The sound they create is liquid, free-flowing, honouring the dream-like aura of the project’s unusual beginnings. Opener “I Heard The Owl Call My Name” offers a reasonably authentic approximation of the Cocteau’s giddy rush, with its tumble of phased and layered vocals chained to crunchy reverbed guitar. “Where Foxes Hide” and “Charming Birds From Trees” are similarly – rapturously – evocative, but there are other influences at play. “Porcelain” has a dusky film-theme drama redolent of One Dove at their most melancholic, and there are echoes of Camera Obscura’s honey-glazed pop on the closing “Heart Of The Woods”, its sublime chorus caressed by warm trumpet. Elsewhere, a folky pastoralism often dominates. Flute twirls through the gentle prog-like waltz of “All Wishes Are Ghosts”; “We Carry White Mice“ carries the ghost of “Both Sides Now” in the bones of its melody.

It’s a mysterious affair, but never obscure. These songs have strong hooks and defined shape, although their stylistic and thematic uniformity wears a trifle thin over 11 tracks. It helps that Moon comes with an additional album of remixes, Luna, by Michigan’s electronic supremo RxGibbs, whose work here runs the gamut from gentle revisionism to full scale reinvention on “Where Foxes Hide” and “Amelia”. Where Snowbird’s Moon is full and bright, the stuff of romantic novels, Gibbs’s version ventures to the dark side. In the end, cleverly, each album serves to illuminate the strengths of the other.

Graeme Thomson

Q&A

SIMON RAYMONDE

How did Moon begin?

I was in London and Stephanie was in America. I’d send her a track, she would listen to it for the first time, press record, and what came out of her mouth on that first listen is the song. It took less than two weeks to write but ages to finish. We were a couple then we broke up, which put things on hold, though we stayed great friends. Also, it took Stephanie a year to do the vocals, then she decided she hated it! So she recorded the whole thing again.

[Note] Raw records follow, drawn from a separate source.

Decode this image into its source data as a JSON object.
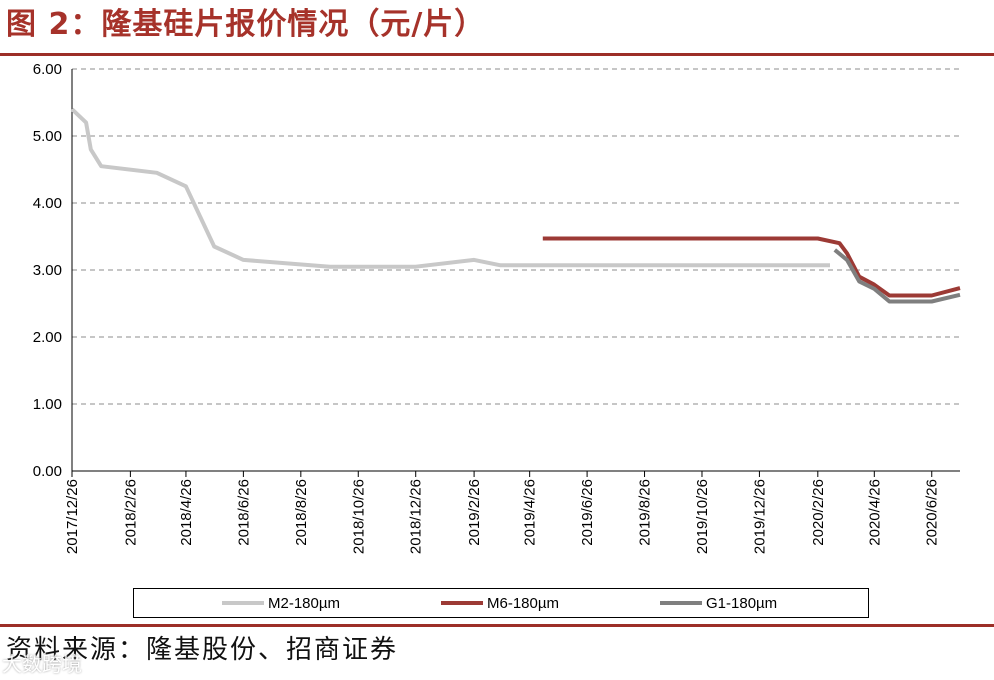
{
  "figure": {
    "title": "图 2：隆基硅片报价情况（元/片）",
    "source": "资料来源：隆基股份、招商证券",
    "watermark": "大数跨境",
    "accent_color": "#9c2f28"
  },
  "chart_data": {
    "type": "line",
    "title": "",
    "xlabel": "",
    "ylabel": "",
    "ylim": [
      0,
      6
    ],
    "yticks": [
      "0.00",
      "1.00",
      "2.00",
      "3.00",
      "4.00",
      "5.00",
      "6.00"
    ],
    "x_range": [
      "2017-12-26",
      "2020-07-26"
    ],
    "xtick_labels": [
      "2017/12/26",
      "2018/2/26",
      "2018/4/26",
      "2018/6/26",
      "2018/8/26",
      "2018/10/26",
      "2018/12/26",
      "2019/2/26",
      "2019/4/26",
      "2019/6/26",
      "2019/8/26",
      "2019/10/26",
      "2019/12/26",
      "2020/2/26",
      "2020/4/26",
      "2020/6/26"
    ],
    "xtick_dates": [
      "2017-12-26",
      "2018-02-26",
      "2018-04-26",
      "2018-06-26",
      "2018-08-26",
      "2018-10-26",
      "2018-12-26",
      "2019-02-26",
      "2019-04-26",
      "2019-06-26",
      "2019-08-26",
      "2019-10-26",
      "2019-12-26",
      "2020-02-26",
      "2020-04-26",
      "2020-06-26"
    ],
    "grid": true,
    "legend_position": "bottom",
    "series": [
      {
        "name": "M2-180µm",
        "color": "#c8c8c8",
        "points": [
          [
            "2017-12-26",
            5.4
          ],
          [
            "2018-01-10",
            5.2
          ],
          [
            "2018-01-15",
            4.8
          ],
          [
            "2018-01-26",
            4.55
          ],
          [
            "2018-03-26",
            4.45
          ],
          [
            "2018-04-26",
            4.25
          ],
          [
            "2018-05-26",
            3.35
          ],
          [
            "2018-06-26",
            3.15
          ],
          [
            "2018-09-26",
            3.05
          ],
          [
            "2018-12-26",
            3.05
          ],
          [
            "2019-02-26",
            3.15
          ],
          [
            "2019-03-26",
            3.07
          ],
          [
            "2020-03-10",
            3.07
          ]
        ]
      },
      {
        "name": "M6-180µm",
        "color": "#9c3a35",
        "points": [
          [
            "2019-05-10",
            3.47
          ],
          [
            "2020-02-26",
            3.47
          ],
          [
            "2020-03-20",
            3.4
          ],
          [
            "2020-03-28",
            3.25
          ],
          [
            "2020-04-10",
            2.9
          ],
          [
            "2020-04-26",
            2.78
          ],
          [
            "2020-05-12",
            2.62
          ],
          [
            "2020-06-26",
            2.62
          ],
          [
            "2020-07-26",
            2.73
          ]
        ]
      },
      {
        "name": "G1-180µm",
        "color": "#7f7f7f",
        "points": [
          [
            "2020-03-15",
            3.3
          ],
          [
            "2020-03-28",
            3.15
          ],
          [
            "2020-04-10",
            2.83
          ],
          [
            "2020-04-26",
            2.72
          ],
          [
            "2020-05-12",
            2.53
          ],
          [
            "2020-06-26",
            2.53
          ],
          [
            "2020-07-26",
            2.63
          ]
        ]
      }
    ]
  }
}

Comparisons will be made with the Cocteau Twins.

Of course. That’s what I did for 15 years, it’s a huge part of my life. Stephanie is not the same as Elizabeth, she has different influences, she’s a different person, but I saw a similarity in the way they approached writing and singing. I didn’t ever want to make a record where the vocals weren’t of a high standard.

Are the Cocteaus definitely over?

It’s been done for several years. For a second or two [a reunion] seemed possible, but it was right not to do it. It could never have worked. The baggage weighs very heavily, the relationship between Robin and Elizabeth is super complex. I’m loathe to say it will never happen, but I can’t envisage a day when we’re all sitting on a bus together in Ann Arbor sharing pizza.